Tis Election Season!

I know it seems redundant to say it is Election Season when it officially started six months ago but now is when the electorate, at least those who vote in primaries, really start to engage. Now is also when the endless TV and radio commercials begin. Also, the mail pieces start to hit in January. It can make a person want to scream sometimes! But please do not tune these things out.

What, you may ask, is the purpose of all this? Well, it is all part of the vetting process. The vetting process is the number one best way to pick good candidates, especially at the state and local levels. Sadly, most people never start to pay attention until thirty days before the general election when the candidates have been reduced to just one from each party. The primary candidate pool gives us real choice and that is when we are most needed to engage.

We need to change our thinking regarding election seasons. Instead of being annoyed by all the commercials and mail, we need to actually start keeping our eyes out for key phrases used that can tip us off to their real motives. The candidates running today are set in place so all we can do is pray for discernment as we closely monitor what they say and do.
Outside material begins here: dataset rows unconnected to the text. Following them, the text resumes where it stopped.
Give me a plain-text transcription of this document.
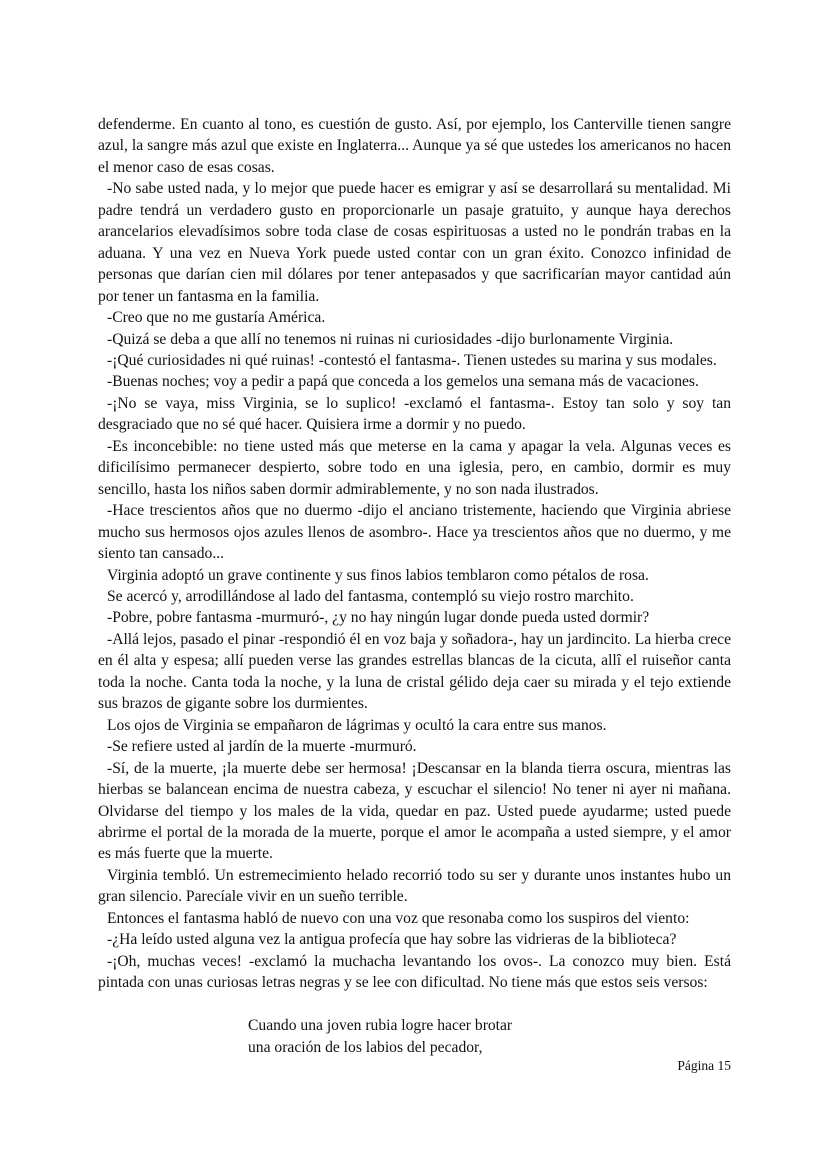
defenderme. En cuanto al tono, es cuestión de gusto. Así, por ejemplo, los Canterville tienen sangre azul, la sangre más azul que existe en Inglaterra... Aunque ya sé que ustedes los americanos no hacen el menor caso de esas cosas.

-No sabe usted nada, y lo mejor que puede hacer es emigrar y así se desarrollará su mentalidad. Mi padre tendrá un verdadero gusto en proporcionarle un pasaje gratuito, y aunque haya derechos arancelarios elevadísimos sobre toda clase de cosas espirituosas a usted no le pondrán trabas en la aduana. Y una vez en Nueva York puede usted contar con un gran éxito. Conozco infinidad de personas que darían cien mil dólares por tener antepasados y que sacrificarían mayor cantidad aún por tener un fantasma en la familia.

-Creo que no me gustaría América.

-Quizá se deba a que allí no tenemos ni ruinas ni curiosidades -dijo burlonamente Virginia.

-¡Qué curiosidades ni qué ruinas! -contestó el fantasma-. Tienen ustedes su marina y sus modales.

-Buenas noches; voy a pedir a papá que conceda a los gemelos una semana más de vacaciones.

-¡No se vaya, miss Virginia, se lo suplico! -exclamó el fantasma-. Estoy tan solo y soy tan desgraciado que no sé qué hacer. Quisiera irme a dormir y no puedo.

-Es inconcebible: no tiene usted más que meterse en la cama y apagar la vela. Algunas veces es dificilísimo permanecer despierto, sobre todo en una iglesia, pero, en cambio, dormir es muy sencillo, hasta los niños saben dormir admirablemente, y no son nada ilustrados.

-Hace trescientos años que no duermo -dijo el anciano tristemente, haciendo que Virginia abriese mucho sus hermosos ojos azules llenos de asombro-. Hace ya trescientos años que no duermo, y me siento tan cansado...

Virginia adoptó un grave continente y sus finos labios temblaron como pétalos de rosa.

Se acercó y, arrodillándose al lado del fantasma, contempló su viejo rostro marchito.

-Pobre, pobre fantasma -murmuró-, ¿y no hay ningún lugar donde pueda usted dormir?

-Allá lejos, pasado el pinar -respondió él en voz baja y soñadora-, hay un jardincito. La hierba crece en él alta y espesa; allí pueden verse las grandes estrellas blancas de la cicuta, allî el ruiseñor canta toda la noche. Canta toda la noche, y la luna de cristal gélido deja caer su mirada y el tejo extiende sus brazos de gigante sobre los durmientes.

Los ojos de Virginia se empañaron de lágrimas y ocultó la cara entre sus manos.

-Se refiere usted al jardín de la muerte -murmuró.

-Sí, de la muerte, ¡la muerte debe ser hermosa! ¡Descansar en la blanda tierra oscura, mientras las hierbas se balancean encima de nuestra cabeza, y escuchar el silencio! No tener ni ayer ni mañana. Olvidarse del tiempo y los males de la vida, quedar en paz. Usted puede ayudarme; usted puede abrirme el portal de la morada de la muerte, porque el amor le acompaña a usted siempre, y el amor es más fuerte que la muerte.

Virginia tembló. Un estremecimiento helado recorrió todo su ser y durante unos instantes hubo un gran silencio. Parecíale vivir en un sueño terrible.

Entonces el fantasma habló de nuevo con una voz que resonaba como los suspiros del viento:

-¿Ha leído usted alguna vez la antigua profecía que hay sobre las vidrieras de la biblioteca?

-¡Oh, muchas veces! -exclamó la muchacha levantando los ovos-. La conozco muy bien. Está pintada con unas curiosas letras negras y se lee con dificultad. No tiene más que estos seis versos:

Cuando una joven rubia logre hacer brotar
una oración de los labios del pecador,
Página 15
However, to be proactive we need to start thinking ahead and begin recruiting today for the next election. Start by identifying men and women who would make great leaders at each level of government – local, county, state and federal. This is an ongoing undertaking in order to always have good principled candidates.

We must have candidates filled with honesty, integrity and uprightness of heart who possess the heart of a servant leader. Once these are identified and they express an interest in running for office then we need to dig a little deeper to find out their process for making decisions on issues of importance. What we look for are those who make decisions based on principles found in the Constitution and Bible. Finding out where they stand regarding education, budget/spending and growth of government can tell you whether they can be trusted to listen to their constituents and really make a difference or whether they are more interested in fitting in with the leadership.

There are a lot of candidates who profess to be Christian but once elected they do not vote according to their purported religious beliefs. These we can call campaign Christians. People pleasers make poor representatives at any level of government as do those who are out to advance themselves with more and more power. There are elected representatives in our state houses who are only there for the perks – retirement benefits, women, money, alcohol etc.

One of the reasons that Donald Trump is gaining so much traction is because people believe his wealth insulated him from being susceptible to being bought or influenced by special interests. We have learned the hard way that money buys influence and those representatives who can be tempted with money will be bought off regardless of campaign promises. So it is always good to follow the money and find out who is financially backing the candidate.

We are facing the most important election ever (I know this is overused but it really is true this time) and we must take the time and effort to engage during this process. Just like Christmas decorations etc., the presidential election cycle starts earlier and earlier, last spring the first candidates started talking about running and announcing their intentions. This actually provides us plenty of time to do research on the backgrounds of those with the best chance of winning. All but three have voting records that reveal how true they are to conservative principles or if they can be easily manipulated.

My best advice is to do the research. The internet has made it so easy that we really have no excuse. We should pick the candidate for president that best reflects the ability to meet the need of the time and our values. And it just might be that the one we need is not the most spiritual.

Next Week: Continuation of the Election Season

Dinner Table Discussion Question(s): Reflect on times when you may have not voted because you didn’t like either choice. What was the end result of that decision? Discuss ways you and your family can research the candidates. One option might be to assign one candidate to each person, especially if you have teens. This is a good civics lesson.